Agios Giorgos Dysalona is the wildest of all, backed by a 300-metre sheer cliff, which means the shade comes early here. Nanou is a long stretch of white pebbles with an excellent little canteen for lunch.
The taverna at sheltered Marathouda Bay is equally lovely. A herd of peckish (and very friendly) goats roam the pebble beach in search of snacks. Marathouda is also accessible by car; the bus that takes you to the Panormitis Monastery also stops here.
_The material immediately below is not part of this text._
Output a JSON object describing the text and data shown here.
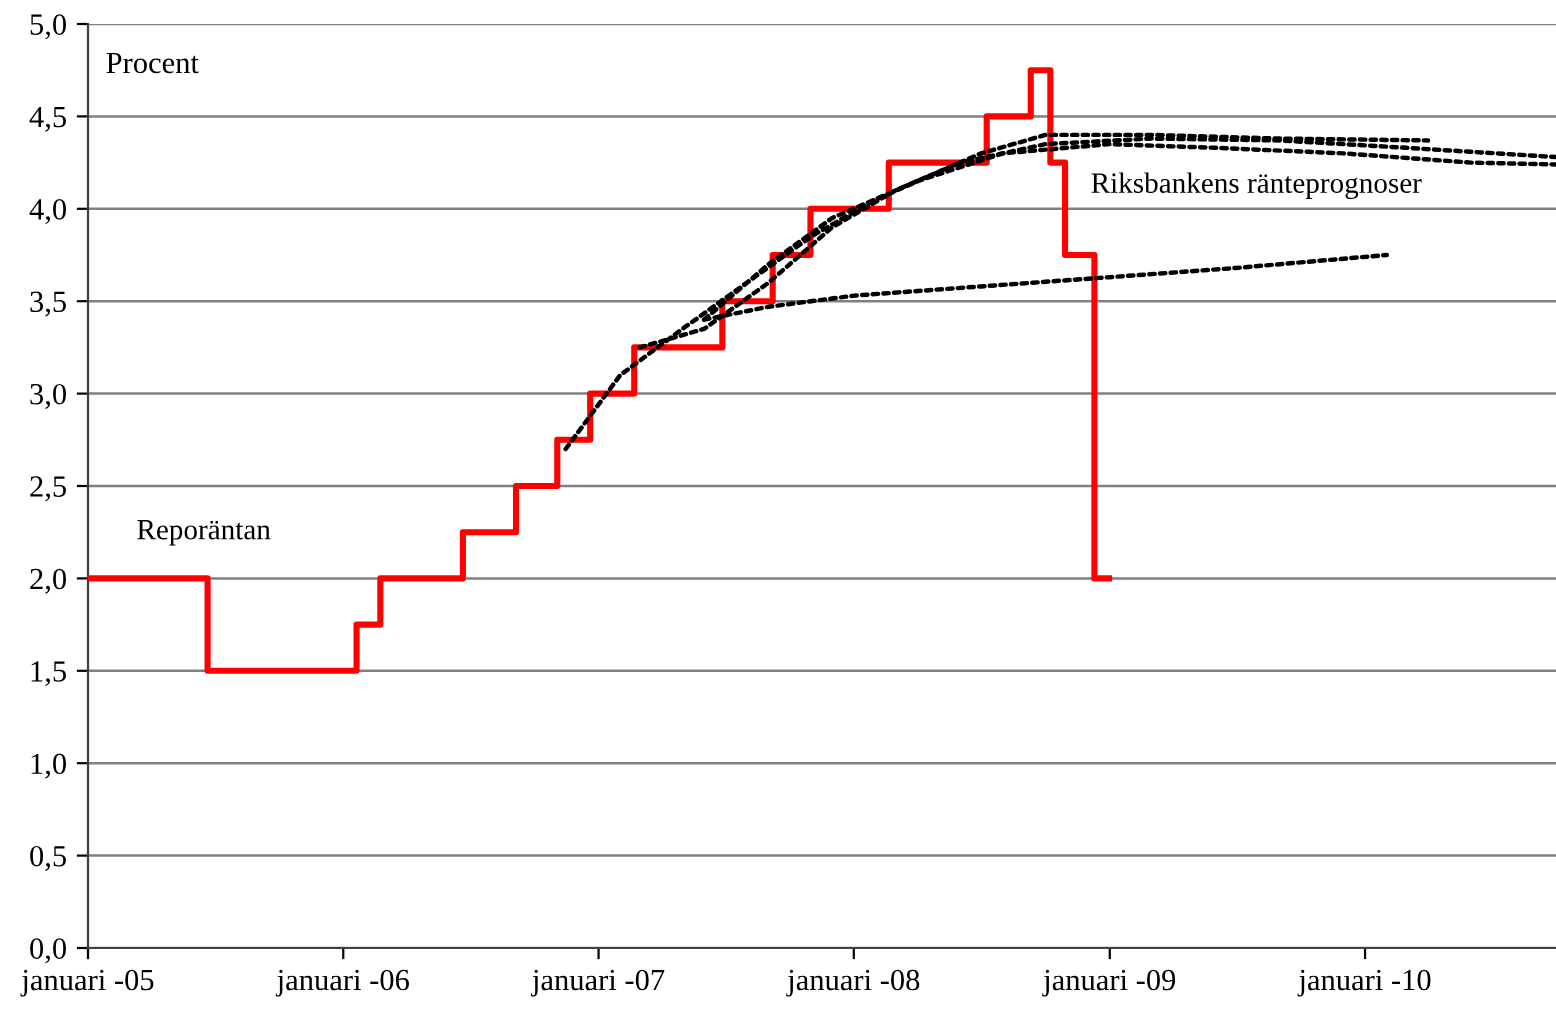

More easily accessible on foot from Yalos, Nos, Nimborio, and Pedi are also pleasant swimming spots, but likely to be a lot more crowded.
Local Symi travel specialist Kalodoukas arrange excursions aboard the Agios Nikolaos, a beautiful wooden caique. The fare includes a buffet lunch.
Getting there & doing it
The best way to suss out all the beaches at the start of your holiday is to jump aboard a round-island boat trip (boats depart from the main harbour in front of the pharmacy).
Itineraries vary, but most trips stop at the seal cave, Panormitis Monastery (and the wood-fired bakery nearby) and for a beach barbecue on the uninhabited islet of Sesklia. For private trips, hop on a water taxi lined up along the harbour.
There’s a canteen at Nanou and an excellent traditional taverna at Marathounda. Ayios Yorgos Disalonas has no facilities, so take water and a picnic.
When to do it
Boat trips run throughout the tourist season April to October. Spring and autumn, with temperate weather, are wonderful, and you’ll have the beaches pretty much to yourself. July and August, can be ferociously hot on the beach.
The island generally shuts down between November and March. There’s no round-island boat, and few water taxis around in that period.